Prior to Lincoln’s signing of the Emancipation Proclamation in 1863, individuals enslaved in states like New York could be freed by their owners through the process of “manumission.” Instruments like the one Ms. Ubosi donated to JHC are rare. Some were recorded in the Libers of Conveyances in the Recorder’s Office of New York City, usually at the request of the enslaved man or woman. This offered a semblance of added protection as freed blacks were sometimes boldly kidnapped and sold back into slavery after their emancipation. This poignant document frees a man known only as “Lewis” and claims to bestow rights upon him “as if he had been born free.” This moving piece of paper helps vividly narrate a chapter in African American history when freedom was stolen and once regained, was still hard won and uncertain to last.
Carol Ubosi’s ancestors, the Purdy, Bell and Potter families have resided in Westchester County since the 1700s. Ms. Ubosi’s mother, May Potter Smith found the artifact in the 1980’s. She discovered it among nineteenth century items in the attic of their family home in Harrison. Last fall, after contacting JHC president, Suzanne Clary for research help about the historic African American Cemetery in Rye where her ancestors are buried, Ms. Ubosi expressed her interest in making the gift to JHC. Her goal was that the precious document would be in a place where it could be made available to local schools and scholars. Ms. Ubosi grew up in Mamaroneck and New Rochelle and today she lives in Silver Spring, Maryland. She attended Central State University in Ohio and has taught in White Plains and Silver Spring. She is presently working on a book about the genealogy of her family with Dr. Alesia McFadden, a historian of African American History. As an educator, Ms. Ubosi hopes this manumission document will shed some light on the rich history of African-Americans living in Westchester. She wants to inspire others to explore and share their own family heritage.

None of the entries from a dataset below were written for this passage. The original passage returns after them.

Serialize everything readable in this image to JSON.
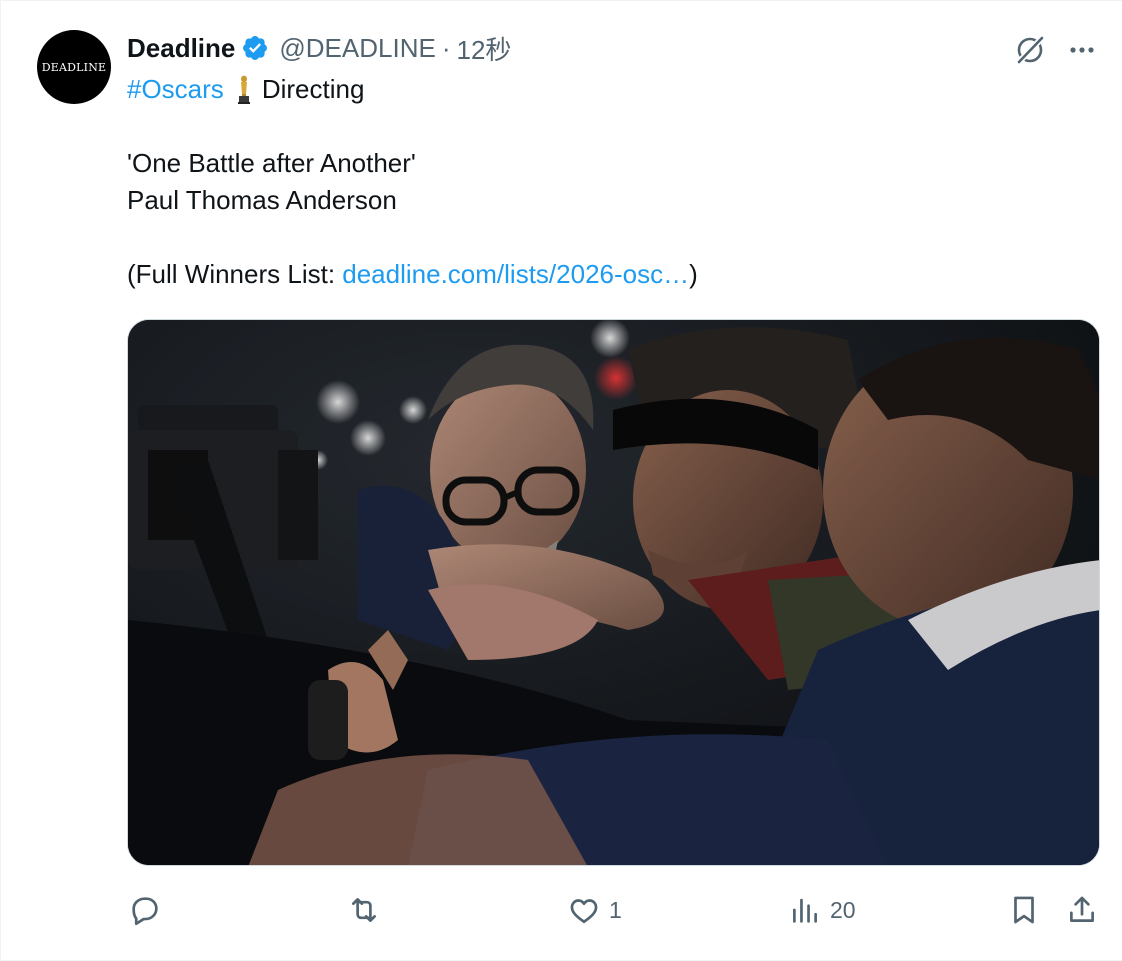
{
  "tweet": {
    "author": {
      "avatar_text": "DEADLINE",
      "display_name": "Deadline",
      "handle": "@DEADLINE",
      "separator": "·",
      "timestamp": "12秒",
      "verified": true
    },
    "text": {
      "hashtag": "#Oscars",
      "category": "Directing",
      "film": "'One Battle after Another'",
      "winner": "Paul Thomas Anderson",
      "list_prefix": "(Full Winners List: ",
      "list_link": "deadline.com/lists/2026-osc…",
      "list_suffix": ")"
    },
    "media": {
      "description": "Film still: director with glasses leaning on car window, two men in front seat at night"
    },
    "actions": {
      "reply_count": "",
      "retweet_count": "",
      "like_count": "1",
      "views_count": "20"
    }
  },
  "colors": {
    "accent": "#1d9bf0",
    "text": "#0f1419",
    "secondary": "#536471",
    "border": "#eff3f4"
  },
  "icons": {
    "verified": "verified-badge-icon",
    "grok": "grok-icon",
    "more": "more-dots-icon",
    "reply": "reply-icon",
    "retweet": "retweet-icon",
    "like": "heart-icon",
    "views": "views-icon",
    "bookmark": "bookmark-icon",
    "share": "share-icon",
    "trophy": "trophy-icon"
  }
}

JHC invited Harold Holzer a noted scholar and author to help put the manumission document in context by discussing what happened next with the advent of the Emancipation Proclamation. Leading the audience through a virtual museum of Lincoln iconography, he demonstrated how artists sparked positive and negative reactions to one of American history’s greatest historic figures and events through their drawings, woodcuts and sculptures. With both gravity and humor, Holzer described how a noble and controversial document immediately transformed our perceptions of the 16th president. “He’s no longer the rail splitter; he’s no longer the frontiersman. He is the statesman holding the document in his hands which had liberated a race, or begun the process.” From Vinnie Ream to Basquiat, from newspaper engravings to modern political caricature, images of Lincoln as the Emancipator continue to remind us how much work is still needed to dispel prejudice 150 years later.
Similarly, the manumission document donated by Ms. Ubosi will prompt the necessary questions that are central to an ongoing discussion about the evolution of social justice in our country. The Jay Heritage Center is delighted that this primary source will be shared with the many middle school history classes who regularly come through its doors to learn about African American History in New York and Westchester. “When students ask us, ‘What does manumission mean?’ says Clary, “this remarkable document will tangibly show them one man’s transition from servitude to freedom almost 200 years ago. The mere fact of its existence demonstrates how precious this paper was to its owner and his descendants.
The Jay Estate has been a member site of the African American Heritage Trail since 2004; John Jay and his family played active roles in abolishing slavery in New York. JHC is proud to be working collaboratively with other non-profits like the YWCA of White Plains, the African American Men of Westchester, and Building Community Bridges to preserve and expand access to African American history in Westchester County.